Our algorithms rely on fully observed phenotypes. To make the method more widely applicable, we developed a phenotype imputation scheme to impute missing phenotypes where necessary (Supplementary Note). To show the power gain of our imputation scheme versus simply dropping individuals with partially missing phenotypes, we performed a simulation study. Specifically, we used the same set of simulated phenotypes described above, but randomly made 2.5%, 5% or 10% of the individuals to have one phenotype missing. We calculated p values for each SNP-phenotype pair from the two approaches using GEMMA, and calculated statistical power at the conventional 0.05 level after Bonferroni correction.
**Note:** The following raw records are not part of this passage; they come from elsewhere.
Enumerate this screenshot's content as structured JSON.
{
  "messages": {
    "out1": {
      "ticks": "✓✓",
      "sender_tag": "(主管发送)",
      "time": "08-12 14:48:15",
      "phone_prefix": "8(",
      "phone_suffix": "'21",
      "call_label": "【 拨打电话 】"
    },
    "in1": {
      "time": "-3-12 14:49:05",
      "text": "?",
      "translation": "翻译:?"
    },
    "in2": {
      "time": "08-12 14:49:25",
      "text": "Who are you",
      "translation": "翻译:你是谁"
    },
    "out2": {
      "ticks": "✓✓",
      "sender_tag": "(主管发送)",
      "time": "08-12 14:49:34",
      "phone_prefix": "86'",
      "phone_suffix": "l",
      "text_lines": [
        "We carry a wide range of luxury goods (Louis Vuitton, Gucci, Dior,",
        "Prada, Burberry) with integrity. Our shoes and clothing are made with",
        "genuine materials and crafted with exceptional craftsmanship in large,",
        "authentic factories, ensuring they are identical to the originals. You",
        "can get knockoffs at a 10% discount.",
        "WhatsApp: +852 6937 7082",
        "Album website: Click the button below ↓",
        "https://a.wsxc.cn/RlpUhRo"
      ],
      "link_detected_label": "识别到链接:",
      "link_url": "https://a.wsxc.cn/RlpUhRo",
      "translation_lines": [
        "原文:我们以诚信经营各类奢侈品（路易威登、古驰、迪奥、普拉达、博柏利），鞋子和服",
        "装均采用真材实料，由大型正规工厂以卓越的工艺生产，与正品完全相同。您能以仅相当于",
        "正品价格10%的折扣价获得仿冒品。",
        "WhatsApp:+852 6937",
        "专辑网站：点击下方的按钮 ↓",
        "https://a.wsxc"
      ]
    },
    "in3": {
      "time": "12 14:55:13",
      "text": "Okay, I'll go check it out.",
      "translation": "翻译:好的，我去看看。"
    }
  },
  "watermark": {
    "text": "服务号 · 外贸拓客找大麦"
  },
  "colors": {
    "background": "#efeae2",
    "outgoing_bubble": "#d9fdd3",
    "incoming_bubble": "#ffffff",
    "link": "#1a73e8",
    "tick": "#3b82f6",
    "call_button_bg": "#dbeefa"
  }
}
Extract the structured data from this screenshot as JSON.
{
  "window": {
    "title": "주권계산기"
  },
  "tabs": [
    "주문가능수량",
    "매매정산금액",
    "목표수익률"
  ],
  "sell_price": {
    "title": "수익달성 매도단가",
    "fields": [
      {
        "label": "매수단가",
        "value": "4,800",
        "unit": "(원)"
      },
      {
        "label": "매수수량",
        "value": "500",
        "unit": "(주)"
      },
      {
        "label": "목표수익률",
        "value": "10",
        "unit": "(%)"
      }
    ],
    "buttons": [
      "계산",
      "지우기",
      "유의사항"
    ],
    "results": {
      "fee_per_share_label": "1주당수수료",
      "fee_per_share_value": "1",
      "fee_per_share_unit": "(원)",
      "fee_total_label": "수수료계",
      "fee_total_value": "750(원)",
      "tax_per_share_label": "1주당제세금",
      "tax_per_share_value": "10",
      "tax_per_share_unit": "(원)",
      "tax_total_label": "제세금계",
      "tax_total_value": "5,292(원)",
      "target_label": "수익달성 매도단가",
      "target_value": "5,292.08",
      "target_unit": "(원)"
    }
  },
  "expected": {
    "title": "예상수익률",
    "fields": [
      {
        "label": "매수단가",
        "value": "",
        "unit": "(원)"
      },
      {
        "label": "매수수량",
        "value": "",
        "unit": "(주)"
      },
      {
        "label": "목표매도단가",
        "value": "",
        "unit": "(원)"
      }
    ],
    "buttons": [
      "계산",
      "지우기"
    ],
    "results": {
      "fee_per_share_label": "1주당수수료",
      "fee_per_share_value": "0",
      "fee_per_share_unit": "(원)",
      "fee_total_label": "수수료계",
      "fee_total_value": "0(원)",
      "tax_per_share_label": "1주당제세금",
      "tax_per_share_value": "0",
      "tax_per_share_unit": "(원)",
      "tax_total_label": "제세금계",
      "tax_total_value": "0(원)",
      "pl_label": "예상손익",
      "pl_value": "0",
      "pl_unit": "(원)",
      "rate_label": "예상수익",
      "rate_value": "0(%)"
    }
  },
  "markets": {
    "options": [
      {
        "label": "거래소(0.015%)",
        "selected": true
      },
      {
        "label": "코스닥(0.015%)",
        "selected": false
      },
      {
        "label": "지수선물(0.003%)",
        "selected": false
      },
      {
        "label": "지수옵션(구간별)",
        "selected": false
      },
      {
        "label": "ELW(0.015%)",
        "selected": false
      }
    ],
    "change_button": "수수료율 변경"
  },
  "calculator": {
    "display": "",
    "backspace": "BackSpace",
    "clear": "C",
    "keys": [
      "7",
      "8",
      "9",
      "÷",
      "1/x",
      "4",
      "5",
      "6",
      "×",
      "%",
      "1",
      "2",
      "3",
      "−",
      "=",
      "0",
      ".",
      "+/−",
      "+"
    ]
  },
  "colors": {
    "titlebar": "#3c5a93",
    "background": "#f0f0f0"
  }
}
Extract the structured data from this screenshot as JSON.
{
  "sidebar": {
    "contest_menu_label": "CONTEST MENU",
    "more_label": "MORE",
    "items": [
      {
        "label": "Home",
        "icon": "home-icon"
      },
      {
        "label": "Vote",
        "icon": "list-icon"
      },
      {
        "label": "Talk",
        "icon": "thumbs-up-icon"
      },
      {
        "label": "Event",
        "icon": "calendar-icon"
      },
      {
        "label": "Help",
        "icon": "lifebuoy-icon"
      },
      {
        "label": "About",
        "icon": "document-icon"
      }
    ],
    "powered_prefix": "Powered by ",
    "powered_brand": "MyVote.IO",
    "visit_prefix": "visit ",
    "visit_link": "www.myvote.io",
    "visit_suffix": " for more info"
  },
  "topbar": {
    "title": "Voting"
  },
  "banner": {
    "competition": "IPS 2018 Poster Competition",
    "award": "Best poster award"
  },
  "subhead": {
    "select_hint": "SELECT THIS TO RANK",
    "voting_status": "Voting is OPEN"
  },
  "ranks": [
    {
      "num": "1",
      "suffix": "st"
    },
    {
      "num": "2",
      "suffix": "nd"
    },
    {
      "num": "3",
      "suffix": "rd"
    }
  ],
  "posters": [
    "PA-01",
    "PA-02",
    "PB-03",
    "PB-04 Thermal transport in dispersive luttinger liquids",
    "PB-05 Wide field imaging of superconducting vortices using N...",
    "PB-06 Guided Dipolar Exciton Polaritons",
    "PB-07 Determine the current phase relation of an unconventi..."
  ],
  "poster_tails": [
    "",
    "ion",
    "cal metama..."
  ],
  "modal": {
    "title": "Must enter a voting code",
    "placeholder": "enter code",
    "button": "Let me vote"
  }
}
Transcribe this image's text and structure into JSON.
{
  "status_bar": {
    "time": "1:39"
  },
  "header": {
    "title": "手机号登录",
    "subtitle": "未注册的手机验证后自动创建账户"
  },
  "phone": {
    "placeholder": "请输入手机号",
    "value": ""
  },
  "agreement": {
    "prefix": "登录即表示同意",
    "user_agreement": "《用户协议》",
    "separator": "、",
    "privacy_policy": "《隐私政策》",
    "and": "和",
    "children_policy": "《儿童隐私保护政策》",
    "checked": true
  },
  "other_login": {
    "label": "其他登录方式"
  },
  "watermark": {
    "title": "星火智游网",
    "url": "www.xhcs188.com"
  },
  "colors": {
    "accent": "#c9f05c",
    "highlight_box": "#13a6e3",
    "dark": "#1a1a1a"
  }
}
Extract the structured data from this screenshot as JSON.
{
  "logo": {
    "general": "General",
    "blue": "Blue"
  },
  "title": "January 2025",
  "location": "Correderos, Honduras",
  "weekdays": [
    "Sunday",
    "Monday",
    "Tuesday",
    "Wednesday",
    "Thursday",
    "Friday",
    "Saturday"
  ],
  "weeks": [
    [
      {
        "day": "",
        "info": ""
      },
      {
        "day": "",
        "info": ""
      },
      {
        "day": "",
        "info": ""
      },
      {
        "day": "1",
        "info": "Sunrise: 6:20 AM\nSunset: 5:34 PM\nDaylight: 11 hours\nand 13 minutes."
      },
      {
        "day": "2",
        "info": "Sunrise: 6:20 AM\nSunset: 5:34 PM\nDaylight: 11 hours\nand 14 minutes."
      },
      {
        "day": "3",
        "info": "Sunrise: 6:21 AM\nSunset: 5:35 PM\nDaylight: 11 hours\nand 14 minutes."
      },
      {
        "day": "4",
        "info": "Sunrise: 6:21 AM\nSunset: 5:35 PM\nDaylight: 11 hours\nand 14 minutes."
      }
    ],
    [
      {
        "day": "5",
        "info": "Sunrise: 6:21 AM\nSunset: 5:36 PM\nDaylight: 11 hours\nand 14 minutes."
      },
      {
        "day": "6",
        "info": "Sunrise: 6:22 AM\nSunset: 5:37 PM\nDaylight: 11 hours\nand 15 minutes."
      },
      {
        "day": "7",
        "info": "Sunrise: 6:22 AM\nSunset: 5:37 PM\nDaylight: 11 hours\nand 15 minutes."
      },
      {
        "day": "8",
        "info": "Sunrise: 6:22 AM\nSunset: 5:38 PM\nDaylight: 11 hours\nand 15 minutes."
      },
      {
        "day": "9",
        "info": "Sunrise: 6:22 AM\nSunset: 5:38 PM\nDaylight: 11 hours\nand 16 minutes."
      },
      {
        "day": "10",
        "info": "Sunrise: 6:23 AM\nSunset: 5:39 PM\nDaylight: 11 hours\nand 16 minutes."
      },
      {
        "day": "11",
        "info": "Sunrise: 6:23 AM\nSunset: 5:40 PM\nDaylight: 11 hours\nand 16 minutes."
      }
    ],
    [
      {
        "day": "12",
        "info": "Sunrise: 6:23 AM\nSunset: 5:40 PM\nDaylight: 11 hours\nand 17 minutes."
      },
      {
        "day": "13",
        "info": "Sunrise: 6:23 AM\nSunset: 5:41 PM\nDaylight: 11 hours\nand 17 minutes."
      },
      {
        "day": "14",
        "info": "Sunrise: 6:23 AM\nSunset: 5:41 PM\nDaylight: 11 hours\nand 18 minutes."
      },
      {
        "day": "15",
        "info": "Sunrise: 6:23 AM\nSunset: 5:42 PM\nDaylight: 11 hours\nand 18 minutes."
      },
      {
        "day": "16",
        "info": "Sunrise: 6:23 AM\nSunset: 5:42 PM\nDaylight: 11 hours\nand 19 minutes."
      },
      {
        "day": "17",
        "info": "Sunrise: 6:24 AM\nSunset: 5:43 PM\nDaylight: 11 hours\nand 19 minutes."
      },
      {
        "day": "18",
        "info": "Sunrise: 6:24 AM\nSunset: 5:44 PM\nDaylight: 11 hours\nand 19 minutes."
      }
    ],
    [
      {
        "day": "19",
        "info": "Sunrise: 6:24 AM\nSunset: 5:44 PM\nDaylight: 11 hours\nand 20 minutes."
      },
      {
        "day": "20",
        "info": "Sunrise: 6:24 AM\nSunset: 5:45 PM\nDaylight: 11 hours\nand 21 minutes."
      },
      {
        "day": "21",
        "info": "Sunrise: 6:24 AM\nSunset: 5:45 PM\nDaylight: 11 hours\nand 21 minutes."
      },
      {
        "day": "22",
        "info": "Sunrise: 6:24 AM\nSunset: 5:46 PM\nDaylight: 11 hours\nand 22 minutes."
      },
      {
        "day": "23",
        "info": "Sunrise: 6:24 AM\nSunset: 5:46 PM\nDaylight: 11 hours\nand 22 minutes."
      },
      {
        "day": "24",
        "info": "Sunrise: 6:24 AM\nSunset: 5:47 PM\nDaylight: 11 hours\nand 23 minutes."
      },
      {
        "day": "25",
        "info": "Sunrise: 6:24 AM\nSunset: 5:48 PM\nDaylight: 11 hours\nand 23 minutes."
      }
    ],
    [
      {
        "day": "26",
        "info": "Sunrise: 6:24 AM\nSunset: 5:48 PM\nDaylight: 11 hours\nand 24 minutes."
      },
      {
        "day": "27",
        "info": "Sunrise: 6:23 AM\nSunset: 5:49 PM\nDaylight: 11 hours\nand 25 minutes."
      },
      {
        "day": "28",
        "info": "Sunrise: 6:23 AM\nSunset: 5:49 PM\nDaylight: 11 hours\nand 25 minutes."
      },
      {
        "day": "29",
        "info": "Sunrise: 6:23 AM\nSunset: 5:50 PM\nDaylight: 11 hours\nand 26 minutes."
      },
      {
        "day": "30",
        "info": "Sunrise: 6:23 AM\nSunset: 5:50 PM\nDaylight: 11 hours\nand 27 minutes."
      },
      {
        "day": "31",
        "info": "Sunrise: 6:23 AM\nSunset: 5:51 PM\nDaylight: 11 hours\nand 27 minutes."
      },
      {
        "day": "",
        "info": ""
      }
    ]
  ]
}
Finally, we performed a power comparison between the four-phenotype analysis and the two-phenotype analysis using GEMMA, using simulations based on the two data sets. Specifically, we used the same set of 10,000 SNPs described above to act as causal SNPs, and we simulated phenotypes by adding genotype effects to the observed phenotypes, as above. For each causal SNP, we made it to affect either one, two, three or four phenotypes. When the causal SNP affected two or four phenotypes, its effects on randomly selected half of the traits were in the opposite direction as its effects on the other half. When the causal SNP affected three phenotypes, its effects on randomly selected two traits were in the opposite direction as its effect on the third trait. The SNP effect size for each affected phenotype was simulated independently to account for a pre-specified PVE of that phenotype (ranged from 0.5% to 5% in HMDP and 0.04% to 0.4% in NFBC1966), which was further scaled with a random factor draw from a uniform distribution U(0.8, 1). The simulated effects were added back to the original phenotypes to form the new simulated phenotypes. For the four-phenotype analysis, we calculated the p value for each SNP-phenotype pair and we calculated statistical power at the conventional 0.05 level after Bonferroni correction (p=4.6×10−7 for HDMP and p=1.6×10−7 for NFBC1966). For the two-phenotype analysis, we obtained the minimal p value from the six pair-wise analyses for each SNP, and calculated statistical power as the proportion of these p values exceeding either the same significance level (p=4.6×10−7 for HDMP and p=1.6×10−7 for NFBC1966), or a significance level that was further adjusted to account for the six tests performed (p=7.6×10−8 for HDMP and p= 2.6×10−8 for NFBC1966).